Rektörümüz Prof. Dr. Mehmet Kelleş’in 12 Mart İstiklal Marşı’nın Kabulü ve Mehmet Akif Ersoy’u Anma Günü’ne İlişkin Mesajı
Milletimizin bağımsızlık gayesini destanlaştıran İstiklâl Marşı’mızın Türkiye Büyük Millet Meclisi tarafından kabul edilişinin 103. yıldönümünü gururla kutluyor; Vatan ve Milli Şairimiz Mehmet Akif Ersoy’u ve tüm şehitlerimizi saygı ve rahmetle anıyorum.
İstiklal Marşımız bağımsızlık vesikamız, milletimizin üzerinde hemfikir olduğu ortak bir özgürlük bildirgesidir. Millet olarak varlık ve ayakta kalma mücadelemizin doruğa ulaştığı bir dönemde Türk millî ruhunun ortak heyecanının, iradesi ve hassasiyetinin veciz bir ürünüdür.

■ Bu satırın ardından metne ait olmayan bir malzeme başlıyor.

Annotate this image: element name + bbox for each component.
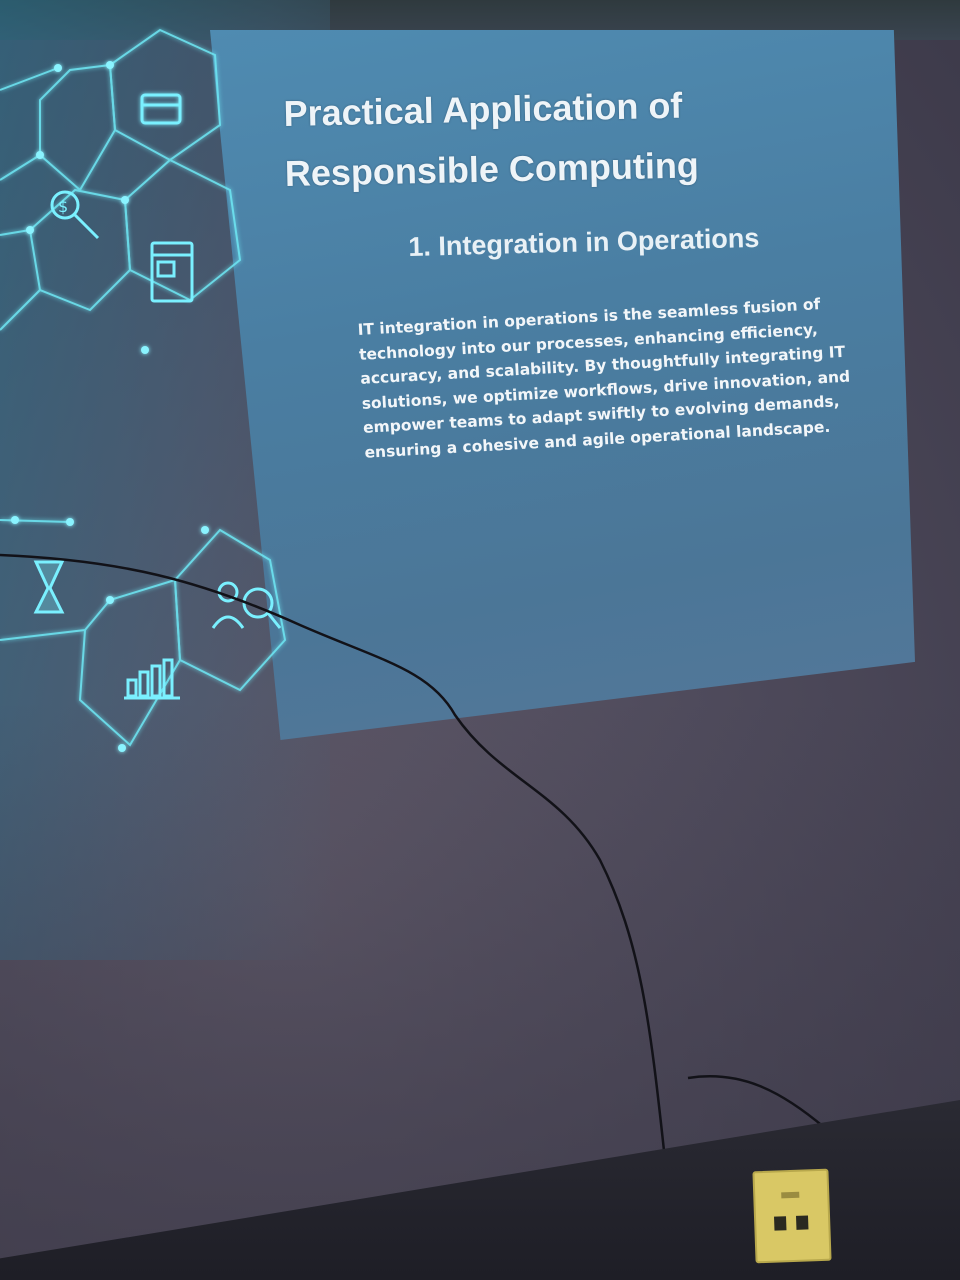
socket-switch <box>781 1191 800 1199</box>
socket-hole-left <box>774 1216 787 1231</box>
power-cable <box>0 553 826 1161</box>
photo-scene: $ Practical Application of Responsible C… <box>0 0 960 1280</box>
socket-hole-right <box>795 1215 809 1230</box>
wall-socket <box>752 1168 832 1264</box>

Bu ölüm-kalım mücadelesinde ve çoğu kişinin ümitsiz olduğu koşullarda Mehmet Akif; milletimizi “Korkma!” diyerek yüreklendirmiş, ümit aşılamıştır. İstiklal Marşımız, topraklarımızın yeniden vatana dönüş serüvenidir. Vatanımızın tapusudur. Milletimize tutulan bir aynadır.

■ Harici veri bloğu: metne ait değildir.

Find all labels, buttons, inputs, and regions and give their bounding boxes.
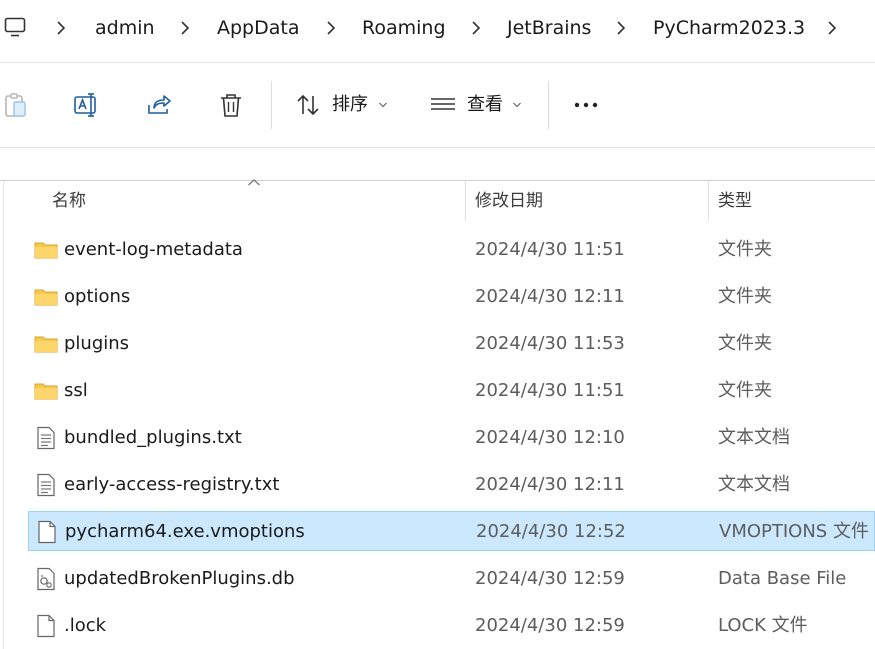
- list-item[interactable]: plugins 2024/4/30 11:53 文件夹: [28, 324, 875, 364]
- trash-icon[interactable]: [217, 91, 245, 119]
- file-modified: 2024/4/30 12:10: [475, 427, 625, 448]
- list-item-selected[interactable]: pycharm64.exe.vmoptions 2024/4/30 12:52 …: [28, 511, 875, 551]
- column-header-name[interactable]: 名称: [52, 181, 86, 221]
- list-item[interactable]: ssl 2024/4/30 11:51 文件夹: [28, 371, 875, 411]
- chevron-right-icon[interactable]: [55, 19, 67, 37]
- folder-icon: [34, 242, 58, 259]
- chevron-down-icon[interactable]: [378, 101, 388, 109]
- file-icon: [38, 520, 56, 544]
- text-file-icon: [37, 426, 55, 450]
- share-icon[interactable]: [145, 91, 173, 119]
- column-divider[interactable]: [708, 181, 709, 221]
- file-type: 文件夹: [718, 239, 772, 260]
- file-name: event-log-metadata: [64, 239, 243, 260]
- text-file-icon: [37, 473, 55, 497]
- address-bar[interactable]: admin AppData Roaming JetBrains PyCharm2…: [0, 0, 875, 56]
- file-modified: 2024/4/30 11:51: [475, 380, 625, 401]
- list-item[interactable]: options 2024/4/30 12:11 文件夹: [28, 277, 875, 317]
- breadcrumb-admin[interactable]: admin: [95, 15, 155, 41]
- file-type: 文件夹: [718, 380, 772, 401]
- db-file-icon: [37, 567, 55, 591]
- file-name: updatedBrokenPlugins.db: [64, 568, 295, 589]
- breadcrumb-roaming[interactable]: Roaming: [362, 15, 446, 41]
- file-name: bundled_plugins.txt: [64, 427, 242, 448]
- sort-ascending-icon: [248, 179, 260, 186]
- file-name: .lock: [64, 615, 107, 636]
- file-type: 文本文档: [718, 474, 790, 495]
- toolbar-divider: [271, 81, 272, 129]
- file-icon: [37, 614, 55, 638]
- list-item[interactable]: .lock 2024/4/30 12:59 LOCK 文件: [28, 606, 875, 646]
- column-header-modified[interactable]: 修改日期: [475, 181, 543, 221]
- file-modified: 2024/4/30 12:52: [476, 521, 626, 542]
- this-pc-icon[interactable]: [4, 16, 26, 38]
- file-type: VMOPTIONS 文件: [719, 521, 869, 542]
- file-type: Data Base File: [718, 568, 847, 589]
- file-type: 文件夹: [718, 286, 772, 307]
- file-name: pycharm64.exe.vmoptions: [65, 521, 305, 542]
- chevron-right-icon[interactable]: [325, 19, 337, 37]
- file-type: LOCK 文件: [718, 615, 808, 636]
- folder-icon: [34, 336, 58, 353]
- divider: [0, 147, 875, 148]
- column-header-type[interactable]: 类型: [718, 181, 752, 221]
- file-name: options: [64, 286, 131, 307]
- paste-icon[interactable]: [2, 91, 30, 119]
- sort-button[interactable]: 排序: [332, 93, 368, 117]
- more-options-icon[interactable]: [572, 91, 600, 119]
- folder-icon: [34, 383, 58, 400]
- chevron-right-icon[interactable]: [826, 19, 838, 37]
- breadcrumb-jetbrains[interactable]: JetBrains: [507, 15, 591, 41]
- sort-icon[interactable]: [294, 91, 322, 119]
- rename-icon[interactable]: [73, 91, 101, 119]
- file-modified: 2024/4/30 11:51: [475, 239, 625, 260]
- column-divider[interactable]: [465, 181, 466, 221]
- file-modified: 2024/4/30 11:53: [475, 333, 625, 354]
- view-button[interactable]: 查看: [467, 93, 503, 117]
- chevron-right-icon[interactable]: [179, 19, 191, 37]
- toolbar-divider: [548, 81, 549, 129]
- list-item[interactable]: updatedBrokenPlugins.db 2024/4/30 12:59 …: [28, 559, 875, 599]
- file-modified: 2024/4/30 12:59: [475, 615, 625, 636]
- file-modified: 2024/4/30 12:11: [475, 474, 625, 495]
- folder-icon: [34, 289, 58, 306]
- chevron-right-icon[interactable]: [615, 19, 627, 37]
- file-type: 文件夹: [718, 333, 772, 354]
- file-modified: 2024/4/30 12:59: [475, 568, 625, 589]
- list-item[interactable]: event-log-metadata 2024/4/30 11:51 文件夹: [28, 230, 875, 270]
- breadcrumb-appdata[interactable]: AppData: [217, 15, 300, 41]
- file-modified: 2024/4/30 12:11: [475, 286, 625, 307]
- list-item[interactable]: bundled_plugins.txt 2024/4/30 12:10 文本文档: [28, 418, 875, 458]
- file-name: early-access-registry.txt: [64, 474, 280, 495]
- view-icon[interactable]: [429, 91, 457, 119]
- command-bar: 排序 查看: [0, 63, 875, 147]
- breadcrumb-pycharm[interactable]: PyCharm2023.3: [653, 15, 805, 41]
- list-item[interactable]: early-access-registry.txt 2024/4/30 12:1…: [28, 465, 875, 505]
- pane-border: [3, 181, 4, 649]
- file-type: 文本文档: [718, 427, 790, 448]
- chevron-down-icon[interactable]: [512, 101, 522, 109]
- chevron-right-icon[interactable]: [470, 19, 482, 37]
- file-name: ssl: [64, 380, 88, 401]
- file-name: plugins: [64, 333, 130, 354]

Vatan şairimiz Mehmet Âkif’in bazı kısımlarını Tacettin Dergâhı’nda kendinden geçmiş dalgın hâllerde, gece uyku aralarında, bazı kısımlarını Meclisteki görüşmeleri sırasında, bazı kısımlarını da Hâkimiyet-i Milliyye gazetesinde yazdığı marşımız, 7 Şubat 1921 tarihinde tamamlanmış ve ilk olarak Türkiye Büyük Millet Meclisi hükûmetinin resmî gazetesinde yayımlanmıştır. Kahraman ordumuza ithaf edilen ve 12 Mart 1921’de Türkiye Büyük Millet Meclisi’nde büyük bir coşkuyla milli marşımız olarak kabul edilen İstiklâl Marşımız, o tarihten bu yana bağımsızlığımızın değişmez simgelerinden, milletimizin bağımsızlık karakterinin yakın çağdaki büyük tezahürlerinden olmuştur.
Ulu Önder Atatürk’ün marşımızda özellikle işaret ettiği kısım: “Hakkıdır, hür yaşamış, bayrağımın hürriyet; Hakkıdır; Hakk’a tapan milletimin istiklal.” kısmıdır.
Bu dizeler, milletimizin hürriyet ve istiklal aşkıdır. Türk’ün her şeyi tehlikeye girebilir ancak hürriyeti asla. Türk’ün hürriyetine dokunulamaz! Akif’in kendi ifadesiyle söyleyecek olursak Allah, bu millete bir daha İstiklâl Marşı yazdırmasın!